Я возвращаюсь к верстаку, но никак не примусь за работу. Я так и вижу этот белый ужасный пузырь. «Неужели он не чувствовал, что жжет? Неужели так крепко спал?» И только теперь я с ужасом понимаю, насколько же он устал, если вот так мог спать! Да так можно и насквозь прогореть! И я еще сильнее ощущаю свою вину. Ведь он по-человечески попросил меня, а не кого-то другого, и я не сделал. Послушал эту Фиссолонову! Нашел кого послушать.

А в ушах у меня, будто многократно повторяющееся эхо, все еще звучит с болью и укором произнесенное тихо: «Эх ты!»

Я работаю, стараюсь изо всех сил, чтобы не допустить еще какую-нибудь промашку. И все мне кажется, что от выгородки кто-то смотрит на меня.

А Борьке не сидится, он не может дождаться, когда настанет время уходить. Начальник цеха отпустил его на полчаса пораньше, потому что ему надо еще съездить домой, переодеться. Борька то и дело подбегает ко мне, сетует доверительно:

— Эх, жалко, на полчаса только отпросился!
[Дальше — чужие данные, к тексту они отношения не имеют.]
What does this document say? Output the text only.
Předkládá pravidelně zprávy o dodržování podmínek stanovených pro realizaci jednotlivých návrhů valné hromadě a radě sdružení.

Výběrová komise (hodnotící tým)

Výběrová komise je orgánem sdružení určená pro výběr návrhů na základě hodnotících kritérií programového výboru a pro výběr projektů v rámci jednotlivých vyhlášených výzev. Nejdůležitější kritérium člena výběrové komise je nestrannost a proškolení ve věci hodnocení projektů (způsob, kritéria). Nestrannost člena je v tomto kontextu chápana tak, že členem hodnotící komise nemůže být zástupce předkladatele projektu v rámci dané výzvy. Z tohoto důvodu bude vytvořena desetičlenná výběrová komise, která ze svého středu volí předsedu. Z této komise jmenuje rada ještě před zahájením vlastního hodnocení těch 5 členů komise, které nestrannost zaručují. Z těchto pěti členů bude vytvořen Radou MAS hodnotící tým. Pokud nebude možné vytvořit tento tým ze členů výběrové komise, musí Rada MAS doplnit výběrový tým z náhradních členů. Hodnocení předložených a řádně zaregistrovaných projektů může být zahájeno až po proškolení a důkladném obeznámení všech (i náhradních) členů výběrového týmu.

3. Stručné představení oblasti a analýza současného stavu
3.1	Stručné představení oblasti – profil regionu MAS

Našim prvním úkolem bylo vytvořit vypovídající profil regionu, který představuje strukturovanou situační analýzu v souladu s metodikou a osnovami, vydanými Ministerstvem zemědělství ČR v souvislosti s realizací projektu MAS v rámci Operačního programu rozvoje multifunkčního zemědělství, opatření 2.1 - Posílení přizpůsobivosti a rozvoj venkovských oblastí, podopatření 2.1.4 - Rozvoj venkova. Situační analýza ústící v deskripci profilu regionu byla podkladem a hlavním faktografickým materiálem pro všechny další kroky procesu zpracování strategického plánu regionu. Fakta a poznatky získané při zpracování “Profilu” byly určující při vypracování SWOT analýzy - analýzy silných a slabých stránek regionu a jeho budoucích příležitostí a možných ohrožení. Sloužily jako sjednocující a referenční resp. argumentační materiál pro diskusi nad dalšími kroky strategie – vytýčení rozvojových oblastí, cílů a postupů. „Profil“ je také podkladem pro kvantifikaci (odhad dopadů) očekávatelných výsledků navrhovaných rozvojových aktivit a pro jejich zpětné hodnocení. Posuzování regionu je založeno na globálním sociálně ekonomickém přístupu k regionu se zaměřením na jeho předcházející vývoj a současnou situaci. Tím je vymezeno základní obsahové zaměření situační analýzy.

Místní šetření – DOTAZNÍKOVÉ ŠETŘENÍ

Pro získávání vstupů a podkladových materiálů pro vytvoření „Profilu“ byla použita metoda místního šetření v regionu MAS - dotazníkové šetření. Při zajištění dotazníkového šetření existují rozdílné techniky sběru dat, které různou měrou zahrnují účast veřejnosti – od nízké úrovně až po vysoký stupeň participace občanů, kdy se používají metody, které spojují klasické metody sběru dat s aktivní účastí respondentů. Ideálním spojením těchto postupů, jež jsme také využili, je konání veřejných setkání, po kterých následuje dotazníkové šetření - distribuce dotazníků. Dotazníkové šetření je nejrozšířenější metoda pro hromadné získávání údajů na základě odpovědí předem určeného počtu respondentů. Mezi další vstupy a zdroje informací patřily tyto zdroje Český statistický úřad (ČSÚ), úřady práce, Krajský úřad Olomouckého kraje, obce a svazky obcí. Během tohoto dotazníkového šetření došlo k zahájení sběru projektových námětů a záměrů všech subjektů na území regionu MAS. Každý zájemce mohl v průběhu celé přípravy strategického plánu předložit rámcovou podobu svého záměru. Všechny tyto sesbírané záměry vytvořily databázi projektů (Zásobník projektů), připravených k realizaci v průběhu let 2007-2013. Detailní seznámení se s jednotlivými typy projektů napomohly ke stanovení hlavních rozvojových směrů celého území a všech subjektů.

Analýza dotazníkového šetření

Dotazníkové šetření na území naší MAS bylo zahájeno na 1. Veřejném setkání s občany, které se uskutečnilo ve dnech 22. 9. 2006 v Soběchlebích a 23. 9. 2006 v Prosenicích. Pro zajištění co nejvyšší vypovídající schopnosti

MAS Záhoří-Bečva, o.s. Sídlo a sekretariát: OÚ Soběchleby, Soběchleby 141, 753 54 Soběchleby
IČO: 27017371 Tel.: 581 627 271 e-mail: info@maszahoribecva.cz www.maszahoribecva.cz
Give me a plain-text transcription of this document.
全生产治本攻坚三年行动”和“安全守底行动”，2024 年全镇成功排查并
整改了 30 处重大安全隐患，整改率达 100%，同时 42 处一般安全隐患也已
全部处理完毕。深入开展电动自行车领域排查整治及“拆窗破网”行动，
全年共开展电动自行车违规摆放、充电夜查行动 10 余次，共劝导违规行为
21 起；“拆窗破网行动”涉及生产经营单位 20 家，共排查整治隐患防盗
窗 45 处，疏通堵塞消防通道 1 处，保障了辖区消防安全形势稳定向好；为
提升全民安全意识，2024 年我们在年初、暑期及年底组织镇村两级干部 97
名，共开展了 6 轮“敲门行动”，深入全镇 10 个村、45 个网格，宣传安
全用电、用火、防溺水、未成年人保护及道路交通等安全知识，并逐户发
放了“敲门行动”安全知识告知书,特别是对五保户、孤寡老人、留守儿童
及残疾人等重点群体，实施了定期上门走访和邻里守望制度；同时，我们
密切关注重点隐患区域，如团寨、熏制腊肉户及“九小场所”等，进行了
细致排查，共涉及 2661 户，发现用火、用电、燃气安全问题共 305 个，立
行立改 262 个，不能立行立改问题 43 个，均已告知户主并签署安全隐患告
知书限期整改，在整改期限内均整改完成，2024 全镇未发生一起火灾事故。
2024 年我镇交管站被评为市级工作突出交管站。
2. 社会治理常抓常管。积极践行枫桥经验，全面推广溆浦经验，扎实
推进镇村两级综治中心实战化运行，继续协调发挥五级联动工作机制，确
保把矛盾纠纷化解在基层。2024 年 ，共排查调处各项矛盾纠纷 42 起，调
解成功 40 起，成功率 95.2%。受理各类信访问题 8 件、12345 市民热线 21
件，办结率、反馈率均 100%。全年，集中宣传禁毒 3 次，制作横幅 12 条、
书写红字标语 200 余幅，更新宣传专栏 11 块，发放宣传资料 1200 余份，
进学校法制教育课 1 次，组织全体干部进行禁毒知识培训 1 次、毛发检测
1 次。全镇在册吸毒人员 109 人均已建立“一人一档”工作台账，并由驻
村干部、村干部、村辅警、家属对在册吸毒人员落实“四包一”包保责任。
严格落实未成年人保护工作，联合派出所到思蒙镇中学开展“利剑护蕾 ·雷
Не сообразил! Надо было на час, а то и на два. Все равно бы отпустил. Вот дурак!

Наконец он убегает.

На этот раз меня никто не просит остаться после смены, но я остаюсь. Раздается звонок. Однако в цехе будто и не слышат его.

Нет, слышали. Он был громким, долгим. И каждый откликнулся по-своему. Кто-то только вздрогнул, сделал короткую заминку и снова начал шуровать напильником (или как у нас говорят: пилой), кто-то только взглянул на часы, а кто-то отложил инструмент, одернул халат, поправил берет, — каждый среагировал по-своему, но среагировали все…

Есть хочется… Я потуже подтягиваю ремешок. Тонкая кожица пустого живота, как к бамбуковой палке, туго притянута к позвоночнику, я чувствую это.

Но работать мне не приходится. Я вижу, как возле Фиссолоновой останавливается; мастер, что-то коротко говорит ей, кивнув в мою сторону, после этого Клавка подходит ко мне.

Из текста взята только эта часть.